Ali ibn Abi Talib

Ali ibn Abi Talib

Paix sur vous. Je vous souhaite bonheur et sécurité. Ceux qui veulent découvrir les nobles compagnons disposent de l’histoire et peuvent étudier leurs vies. Lisons celle d’Ali ibn Abi Talib.

Ali ibn Abi Talib ibn Abd Al-Mouttalib Al-Hachimi Al-Qourachi (13 Rajab 23 avant l’Hégire / 17 mars 599–21 Ramadan 40 de l’Hégire / 27 janvier 661) était cousin, gendre et compagnon de Mohammed, membre de sa famille. La source l’associe également à une tutelle après la mort des parents et du grand-père du Prophète. Les sunnites le considèrent comme le quatrième calife bien guidé et l’un des dix promis au Paradis ; les chiites comme le premier imam.
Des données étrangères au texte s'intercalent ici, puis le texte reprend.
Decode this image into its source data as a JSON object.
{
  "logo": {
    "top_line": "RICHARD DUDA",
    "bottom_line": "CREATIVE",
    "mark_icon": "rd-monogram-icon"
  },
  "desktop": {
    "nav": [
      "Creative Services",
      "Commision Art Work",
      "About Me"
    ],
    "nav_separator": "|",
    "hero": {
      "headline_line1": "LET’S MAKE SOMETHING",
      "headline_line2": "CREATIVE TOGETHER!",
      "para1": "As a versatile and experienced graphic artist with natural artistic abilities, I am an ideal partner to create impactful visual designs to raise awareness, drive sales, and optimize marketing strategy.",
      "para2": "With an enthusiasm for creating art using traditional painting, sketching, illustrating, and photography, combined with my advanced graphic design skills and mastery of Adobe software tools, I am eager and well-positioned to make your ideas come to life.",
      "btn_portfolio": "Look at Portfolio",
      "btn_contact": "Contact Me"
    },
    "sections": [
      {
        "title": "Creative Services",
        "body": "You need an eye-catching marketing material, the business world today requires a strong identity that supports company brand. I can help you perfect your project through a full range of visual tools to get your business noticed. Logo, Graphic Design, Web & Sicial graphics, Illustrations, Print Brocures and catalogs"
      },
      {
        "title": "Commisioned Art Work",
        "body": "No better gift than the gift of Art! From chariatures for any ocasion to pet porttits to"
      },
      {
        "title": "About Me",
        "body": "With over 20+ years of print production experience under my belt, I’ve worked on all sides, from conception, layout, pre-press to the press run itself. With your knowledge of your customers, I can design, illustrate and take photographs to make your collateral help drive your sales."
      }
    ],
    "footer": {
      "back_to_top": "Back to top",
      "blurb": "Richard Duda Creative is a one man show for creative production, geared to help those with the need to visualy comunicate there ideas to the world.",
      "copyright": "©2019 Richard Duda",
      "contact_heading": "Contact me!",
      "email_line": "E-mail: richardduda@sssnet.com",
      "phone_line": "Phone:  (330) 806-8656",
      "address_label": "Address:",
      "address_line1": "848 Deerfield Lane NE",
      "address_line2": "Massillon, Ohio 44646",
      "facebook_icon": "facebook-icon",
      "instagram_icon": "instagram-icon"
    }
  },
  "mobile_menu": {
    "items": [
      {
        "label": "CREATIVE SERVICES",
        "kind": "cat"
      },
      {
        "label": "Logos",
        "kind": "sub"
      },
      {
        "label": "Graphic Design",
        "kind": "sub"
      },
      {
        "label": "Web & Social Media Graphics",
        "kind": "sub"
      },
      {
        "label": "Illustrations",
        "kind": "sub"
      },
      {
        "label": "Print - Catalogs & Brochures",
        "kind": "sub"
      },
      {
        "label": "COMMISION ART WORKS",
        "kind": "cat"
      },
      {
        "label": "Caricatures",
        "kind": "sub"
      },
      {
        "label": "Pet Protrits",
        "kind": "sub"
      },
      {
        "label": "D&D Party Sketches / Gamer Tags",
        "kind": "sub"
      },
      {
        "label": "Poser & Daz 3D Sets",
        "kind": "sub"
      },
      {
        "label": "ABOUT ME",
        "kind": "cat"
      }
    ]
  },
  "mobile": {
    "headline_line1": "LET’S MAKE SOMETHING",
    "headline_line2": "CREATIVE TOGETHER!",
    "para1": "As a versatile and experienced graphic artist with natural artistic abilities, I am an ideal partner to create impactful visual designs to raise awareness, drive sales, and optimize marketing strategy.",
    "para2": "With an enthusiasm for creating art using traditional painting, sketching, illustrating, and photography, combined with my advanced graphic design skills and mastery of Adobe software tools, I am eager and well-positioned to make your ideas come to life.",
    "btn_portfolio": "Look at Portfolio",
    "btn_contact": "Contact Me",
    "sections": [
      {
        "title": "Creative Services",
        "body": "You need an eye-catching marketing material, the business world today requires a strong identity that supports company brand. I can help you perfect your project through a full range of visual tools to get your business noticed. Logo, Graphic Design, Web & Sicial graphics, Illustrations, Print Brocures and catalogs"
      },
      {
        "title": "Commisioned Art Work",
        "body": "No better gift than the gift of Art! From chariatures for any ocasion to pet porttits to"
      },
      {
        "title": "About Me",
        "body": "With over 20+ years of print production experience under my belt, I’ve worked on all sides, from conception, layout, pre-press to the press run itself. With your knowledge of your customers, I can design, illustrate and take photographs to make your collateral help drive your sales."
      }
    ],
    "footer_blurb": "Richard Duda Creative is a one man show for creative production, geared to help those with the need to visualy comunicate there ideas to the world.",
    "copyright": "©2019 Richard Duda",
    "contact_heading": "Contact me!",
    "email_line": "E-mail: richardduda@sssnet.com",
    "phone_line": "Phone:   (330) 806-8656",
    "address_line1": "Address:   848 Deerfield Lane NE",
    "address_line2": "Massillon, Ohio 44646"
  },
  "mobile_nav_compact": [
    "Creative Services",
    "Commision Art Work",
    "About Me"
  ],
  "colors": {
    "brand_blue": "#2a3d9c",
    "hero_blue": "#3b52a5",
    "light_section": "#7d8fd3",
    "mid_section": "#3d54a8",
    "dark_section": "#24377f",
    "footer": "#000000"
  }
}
Il naquit à La Mecque, selon certaines sources historiques à l’intérieur de la Kaaba. [1] Sa mère était Fatima bint Asad Al-Hachimiyya. Il accepta l’islam avant l’Hégire, deuxième ou troisième converti et premier garçon. Il rejoignit Médine trois jours après Mohammed, qui en fit son propre frère lors de l’établissement des liens fraternels entre musulmans et lui donna sa fille Fatima en mariage la deuxième année de l’Hégire.

Ali participa à toutes les campagnes sauf Tabouk, où Mohammed lui confia Médine. [2] Sa force et son habileté contribuèrent aux victoires, notamment au Fossé et à Khaybar. Le Prophète lui fit confiance comme scribe de la révélation, émissaire et conseiller important.

Sa place et ses relations avec les autres compagnons sont discutées entre courants islamiques. Certains pensent que Dieu l’avait choisi comme dépositaire, imam et calife, ce que Mohammed aurait annoncé au sermon de Ghadir. Ils jugent donc le choix d’Abou Bakr contraire à cet enseignement et certaines relations avec les compagnons tendues. D’autres nient cette désignation et voient ces relations comme bonnes et stables. Ces divergences sont présentées comme l’origine du différend sunnite-chiite au fil des siècles.

Ali reçut l’allégeance à Médine en 35 de l’Hégire, soit 656. Ses cinq ans et trois mois de règne furent politiquement instables, mais marqués par un progrès culturel, notamment dans la nouvelle capitale Koufa. Les troubles consécutifs au meurtre d’Othman provoquèrent de nombreuses batailles. Les musulmans se divisèrent entre les partisans d’Ali, calife légitime, et ceux d’Othman réclamant vengeance, dirigés par Mouawiya ibn Abi Soufiane, qu’Ali combattit à Siffin. Aïcha bint Abi Bakr, Talha ibn Oubaydullah et Al-Zoubayr ibn Al-Awwam l’affrontèrent à la bataille du Chameau après un conflit provoqué, selon le récit, par des instigateurs. Les kharijites se révoltèrent également et furent vaincus à Nahrawan. Les groupes hostiles à Ali et à ses politiques furent appelés Nawasib, les kharijites y occupant une place importante dans la source. Il fut tué par Abderrahmane ibn Mouljam en Ramadan 40 de l’Hégire, soit 661.

Ali est connu pour son éloquence et sa sagesse ; de nombreux poèmes et maximes lui sont attribués. Les récits historiques et les hadiths en font un symbole de courage, de force, de justice et d’ascétisme. Il est considéré comme l’un des plus grands savants de son époque, voire le plus grand par les chiites et certains sunnites, dont plusieurs groupes soufis.